Siblings Of Addicts Wired For Addiction
Scientists have discovered that addicts and their siblings have the same disorders in the brain, meaning both are wired for addictive behavior.
However, the siblings that do not exhibit addictive tendencies give researchers hope that addiction can be cured.
Paul Keedwell, a consultant psychiatrist from Britain’s Cardiff University who was not involved in the study, told Reuters: “If we could get a handle on what makes unaffected relatives of addicts so resilient we might be able to prevent a lot of addiction from taking hold.”
Collecting data on drug addicts is difficult since they typically live on the fringes of society. The World Health Organization estimates that there are 15.3 million people globally who have drug problems and 148 countries report problems with injected drug use.
Scientists know that drug abusers have differences in their brains, but they were not sure if the drugs affected the brain or if the differences were already there before drug use.
The researchers worked around this problem by studying the brains of 50 crack addicts and their non-addict siblings and then comparing the results to the brains of other healthy people.
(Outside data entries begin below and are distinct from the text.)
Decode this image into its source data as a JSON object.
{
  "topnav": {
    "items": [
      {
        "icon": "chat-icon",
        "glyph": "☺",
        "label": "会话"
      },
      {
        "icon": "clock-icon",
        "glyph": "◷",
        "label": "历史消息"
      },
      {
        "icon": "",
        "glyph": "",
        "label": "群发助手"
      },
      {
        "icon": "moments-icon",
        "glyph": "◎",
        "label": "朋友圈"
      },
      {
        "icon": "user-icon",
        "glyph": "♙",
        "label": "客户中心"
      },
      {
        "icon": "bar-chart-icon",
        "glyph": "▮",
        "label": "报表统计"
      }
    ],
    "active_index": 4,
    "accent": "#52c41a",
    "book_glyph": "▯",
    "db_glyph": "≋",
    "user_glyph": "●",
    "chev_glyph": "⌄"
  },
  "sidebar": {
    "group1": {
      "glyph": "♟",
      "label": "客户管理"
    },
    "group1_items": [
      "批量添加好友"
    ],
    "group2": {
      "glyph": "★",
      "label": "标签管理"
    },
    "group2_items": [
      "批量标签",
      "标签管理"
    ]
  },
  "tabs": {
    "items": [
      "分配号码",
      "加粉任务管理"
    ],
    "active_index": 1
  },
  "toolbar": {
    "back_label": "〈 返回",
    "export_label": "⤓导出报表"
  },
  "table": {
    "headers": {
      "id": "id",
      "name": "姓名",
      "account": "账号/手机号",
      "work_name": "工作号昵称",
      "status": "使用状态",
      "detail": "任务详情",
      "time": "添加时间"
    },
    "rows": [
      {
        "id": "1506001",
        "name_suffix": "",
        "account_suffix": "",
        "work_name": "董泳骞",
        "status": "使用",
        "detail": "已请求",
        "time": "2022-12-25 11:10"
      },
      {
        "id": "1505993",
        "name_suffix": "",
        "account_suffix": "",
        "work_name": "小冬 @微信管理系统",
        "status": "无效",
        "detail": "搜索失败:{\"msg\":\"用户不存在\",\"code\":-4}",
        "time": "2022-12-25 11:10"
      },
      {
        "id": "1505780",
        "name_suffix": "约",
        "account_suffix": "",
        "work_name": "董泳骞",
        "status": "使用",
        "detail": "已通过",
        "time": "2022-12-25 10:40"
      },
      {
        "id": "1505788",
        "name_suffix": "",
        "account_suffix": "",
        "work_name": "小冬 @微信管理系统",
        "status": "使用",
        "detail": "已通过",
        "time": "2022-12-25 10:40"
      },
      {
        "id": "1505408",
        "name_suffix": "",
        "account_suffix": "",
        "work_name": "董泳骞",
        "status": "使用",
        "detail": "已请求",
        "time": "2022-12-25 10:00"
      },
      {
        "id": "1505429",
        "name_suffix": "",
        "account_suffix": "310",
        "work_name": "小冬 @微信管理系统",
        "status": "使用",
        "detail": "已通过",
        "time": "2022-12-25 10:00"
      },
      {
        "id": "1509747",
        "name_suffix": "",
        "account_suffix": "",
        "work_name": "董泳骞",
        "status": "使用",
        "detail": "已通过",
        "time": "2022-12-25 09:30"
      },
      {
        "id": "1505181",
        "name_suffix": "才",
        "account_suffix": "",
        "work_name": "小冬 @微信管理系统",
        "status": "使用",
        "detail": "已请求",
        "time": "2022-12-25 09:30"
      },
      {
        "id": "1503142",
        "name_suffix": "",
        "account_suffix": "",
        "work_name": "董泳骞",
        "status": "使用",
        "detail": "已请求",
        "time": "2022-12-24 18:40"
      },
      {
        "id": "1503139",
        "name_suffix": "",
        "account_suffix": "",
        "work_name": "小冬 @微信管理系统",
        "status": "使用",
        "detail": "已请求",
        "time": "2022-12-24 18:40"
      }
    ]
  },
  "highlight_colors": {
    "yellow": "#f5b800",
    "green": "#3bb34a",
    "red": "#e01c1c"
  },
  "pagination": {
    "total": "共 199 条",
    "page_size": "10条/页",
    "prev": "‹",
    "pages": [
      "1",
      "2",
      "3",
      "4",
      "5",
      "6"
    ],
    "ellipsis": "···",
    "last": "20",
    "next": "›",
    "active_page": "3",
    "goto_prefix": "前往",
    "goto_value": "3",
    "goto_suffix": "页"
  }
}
The scientists found that the brains of the non-addicted siblings had the same abnormalities in the part of the brain that controls behavior, the fronto-striatal systems.
According to Karen Ersche, the lead researcher, “It has long been known that not everyone who takes drugs becomes addicted, and that people at risk of drug dependence typically have deficits in self-control. Our finding now shed light on why the risk of becoming addicted to drugs is increased in people with a family history…Parts of their brains underlying self-control abilities work less efficiently.”
The results of the research is published in the journal Science.